The rendered nature of these levels also allows for some interesting lighting choices. The desolate UAC facilities that open the game and even Hell itself is characterized by sickly fluorescents and gaudy bright neons, and while Doom 64's lighting effects are of course very rudimentary, it is such a look. The lack of a proper hard rock Doom-ass Doom soundtrack in favor of more ambient music, wails, and demonic groans is another strong choice that helps give Doom 64 a more unique identity. Flipping switches and picking up keys introduces new waves of demons to rooms you and your super shotgun previously made safe just like in the last two games, but the constant growl of demons just beyond your surroundings produces an atmosphere where you know there's always something else out there waiting to throw a fireball at your face.

This version also contains The Lost Levels, which thankfully does not involve replaying the same tight platforming sequences over and over until I scream and get Mad For Real on a voice call. Rather, it's a small set of additional maps that bridges the narrative gap between Doom 64 and 2016's DOOM. If you didn't tell me that and just tacked them onto the end of Doom 64, I probably wouldn't know any better. Their design is so authentic to that of the game they're built off of that it just feels seamless.
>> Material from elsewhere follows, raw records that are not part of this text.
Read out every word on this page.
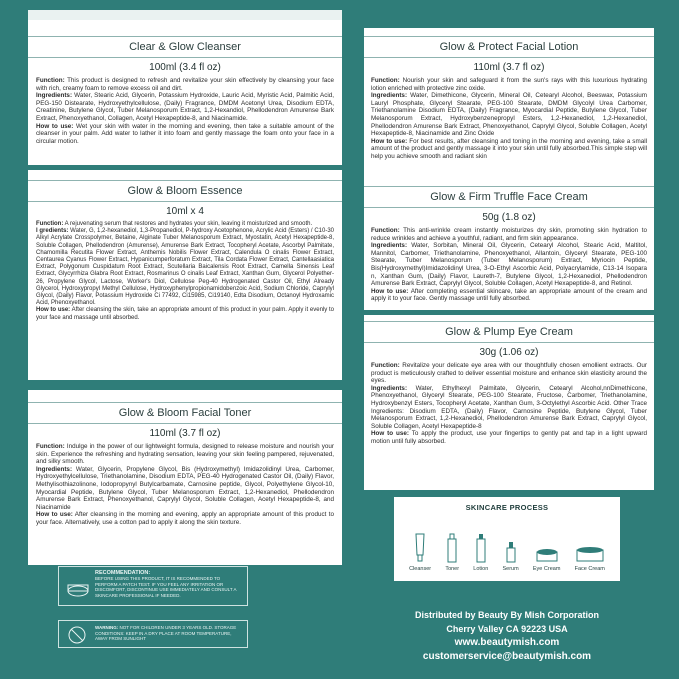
Clear & Glow Cleanser
100ml (3.4 fl oz)

Function: This product is designed to refresh and revitalize your skin effectively by cleansing your face with rich, creamy foam to remove excess oil and dirt.
Ingredients: Water, Stearic Acid, Glycerin, Potassium Hydroxide, Lauric Acid, Myristic Acid, Palmitic Acid, PEG-150 Distearate, Hydroxyethylcellulose, (Daily) Fragrance, DMDM Acetonyl Urea, Disodium EDTA, Creatinine, Butylene Glycol, Tuber Melanosporum Extract, 1,2-Hexandiol, Phellodendron Amurense Bark Extract, Phenoxyethanol, Collagen, Acetyl Hexapeptide-8, and Niacinamide.
How to use: Wet your skin with water in the morning and evening, then take a suitable amount of the cleanser in your palm. Add water to lather it into foam and gently massage the foam onto your face in a circular motion.

Glow & Bloom Essence
10ml x 4

Function: A rejuvenating serum that restores and hydrates your skin, leaving it moisturized and smooth.
I gredients: Water, G, 1,2-hexanediol, 1,3-Propanediol, P-hydroxy Acetophenone, Acrylic Acid (Esters) / C10-30 Alkyl Acrylate Crosspolymer, Betaine, Alginate Tuber Melanosporum Extract, Myostatin, Acetyl Hexapeptide-8, Soluble Collagen, Phellodendron (Amurense), Amurense Bark Extract, Tocopheryl Acetate, Ascorbyl Palmitate, Chamomilla Recutita Flower Extract, Anthemis Nobilis Flower Extract, Calendula O cinalis Flower Extract, Centaurea Cyanus Flower Extract, Hypanicumperforatum Extract, Tila Cordata Flower Extract, Cantellaasiatica Extract, Polygonum Cuspidatum Root Extract, Scutellaria Baicalensis Root Extract, Camella Sinensis Leaf Extract, Glycyrrhiza Glabra Root Extract, Rosmarinus O cinalis Leaf Extract, Xanthan Gum, Glycerol Polyether-26, Propylene Glycol, Lactose, Worker's Diol, Cellulose Peg-40 Hydrogenated Castor Oil, Ethyl Already Glycerol, Hydroxypropyl Methyl Cellulose, Hydroxyphenylpropionamidobenzoic Acid, Sodium Chloride, Caprylyl Glycol, (Daily) Flavor, Potassium Hydroxide Ci 77492, Ci15985, Ci19140, Edta Disodium, Octanoyl Hydroxamic Acid, Phenoxyethanol.
How to use: After cleansing the skin, take an appropriate amount of this product in your palm. Apply it evenly to your face and massage until absorbed.

Glow & Bloom Facial Toner
110ml (3.7 fl oz)

Function: Indulge in the power of our lightweight formula, designed to release moisture and nourish your skin. Experience the refreshing and hydrating sensation, leaving your skin feeling pampered, rejuvenated, and silky smooth.
Ingredients: Water, Glycerin, Propylene Glycol, Bis (Hydroxymethyl) Imidazolidinyl Urea, Carbomer, Hydroxyethylcellulose, Triethanolamine, Disodium EDTA, PEG-40 Hydrogenated Castor Oil, (Daily) Flavor, Methylisothiazolinone, Iodopropynyl Butylcarbamate, Carnosine peptide, Glycol, Polyethylene Glycol-10, Myocardial Peptide, Butylene Glycol, Tuber Melanosporum Extract, 1,2-Hexanediol, Phellodendron Amurense Bark Extract, Phenoxyethanol, Caprylyl Glycol, Soluble Collagen, Acetyl Hexapeptide-8, and Niacinamide
How to use: After cleansing in the morning and evening, apply an appropriate amount of this product to your face. Alternatively, use a cotton pad to apply it along the skin texture.

RECOMMENDATION:
BEFORE USING THIS PRODUCT, IT IS RECOMMENDED TO PERFORM A PATCH TEST. IF YOU FEEL ANY IRRITATION OR DISCOMFORT, DISCONTINUE USE IMMEDIATELY AND CONSULT A SKINCARE PROFESSIONAL IF NEEDED.
WARNING: NOT FOR CHILDREN UNDER 3 YEARS OLD. STORAGE CONDITIONS: KEEP IN A DRY PLACE AT ROOM TEMPERATURE, AWAY FROM SUNLIGHT
Glow & Protect Facial Lotion
110ml (3.7 fl oz)

Function: Nourish your skin and safeguard it from the sun's rays with this luxurious hydrating lotion enriched with protective zinc oxide.
Ingredients: Water, Dimethicone, Glycerin, Mineral Oil, Cetearyl Alcohol, Beeswax, Potassium Lauryl Phosphate, Glyceryl Stearate, PEG-100 Stearate, DMDM Glycolyl Urea Carbomer, Triethanolamine Disodium EDTA, (Daily) Fragrance, Myocardial Peptide, Butylene Glycol, Tuber Melanosporum Extract, Hydroxybenzenepropyl Esters, 1,2-Hexanediol, 1,2-Hexanediol, Phellodendron Amurense Bark Extract, Phenoxyethanol, Caprylyl Glycol, Soluble Collagen, Acetyl Hexapeptide-8, Niacinamide and Zinc Oxide
How to use: For best results, after cleansing and toning in the morning and evening, take a small amount of the product and gently massage it into your skin until fully absorbed.This simple step will help you achieve smooth and radiant skin

Glow & Firm Truffle Face Cream
50g (1.8 oz)

Function: This anti-wrinkle cream instantly moisturizes dry skin, promoting skin hydration to reduce wrinkles and achieve a youthful, radiant, and firm skin appearance.
Ingredients: Water, Sorbitan, Mineral Oil, Glycerin, Cetearyl Alcohol, Stearic Acid, Maltitol, Mannitol, Carbomer, Triethanolamine, Phenoxyethanol, Allantoin, Glyceryl Stearate, PEG-100 Stearate, Tuber Melanosporum (Tuber Melanosporum) Extract, Myriocin Peptide, Bis(Hydroxymethyl)Imidazolidinyl Urea, 3-O-Ethyl Ascorbic Acid, Polyacrylamide, C13-14 Isopara n, Xanthan Gum, (Daily) Flavor, Laureth-7, Butylene Glycol, 1,2-Hexanediol, Phellodendron Amurense Bark Extract, Caprylyl Glycol, Soluble Collagen, Acetyl Hexapeptide-8, and Retinol.
How to use: After completing essential skincare, take an appropriate amount of the cream and apply it to your face. Gently massage until fully absorbed.

Glow & Plump Eye Cream
30g (1.06 oz)

Function: Revitalize your delicate eye area with our thoughtfully chosen emollient extracts. Our product is meticulously crafted to deliver essential moisture and enhance skin elasticity around the eyes.
Ingredients: Water, Ethylhexyl Palmitate, Glycerin, Cetearyl Alcohol,nnDimethicone, Phenoxyethanol, Glyceryl Stearate, PEG-100 Stearate, Fructose, Carbomer, Triethanolamine, Hydroxybenzyl Esters, Tocopheryl Acetate, Xanthan Gum, 3-Octylethyl Ascorbic Acid. Other Trace Ingredients: Disodium EDTA, (Daily) Flavor, Carnosine Peptide, Butylene Glycol, Tuber Melanosporum Extract, 1,2-Hexanediol, Phellodendron Amurense Bark Extract, Caprylyl Glycol, Soluble Collagen, Acetyl Hexapeptide-8
How to use: To apply the product, use your fingertips to gently pat and tap in a light upward motion until fully absorbed.

SKINCARE PROCESS
Cleanser	Toner	Lotion	Serum	Eye Cream	Face Cream
Distributed by Beauty By Mish Corporation
Cherry Valley CA 92223 USA
www.beautymish.com
customerservice@beautymish.com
Romero's bonus episode for the original Doom, Sigil, showed that he clearly still had "the touch" for designing maps, and the same is true of the team that worked on The Lost Levels.

I don't really have anything negative to say about Doom 64. The shotguns could maybe do with like, three or four extra frames of animation, I guess. That's it! This is such an easy 5/5, but at the same time I feel pretty strongly about liking this more than the original Doom, and that's also a 5/5. One way of looking at this is that Id put out some truly impressive games in the 90s. Another is that my entire rating system is fucked and must be thrown out and now I need to relog every single game I have ever played.

Reviewed on Sep 14, 2023


2 Comments


8 months ago

Great review! I finished this recently for the first time too and was taken aback by how good it is.

8 months ago

@cowboyjosh I expected I'd like it but was really blown away by just how much. Even five levels in I was thinking "damn this is more fun than Doom, and I love Doom," and that opinion did not change at all. Enjoyed this so much I kinda want to buy a cart of it despite the fact I can very easily just play it on the PS5.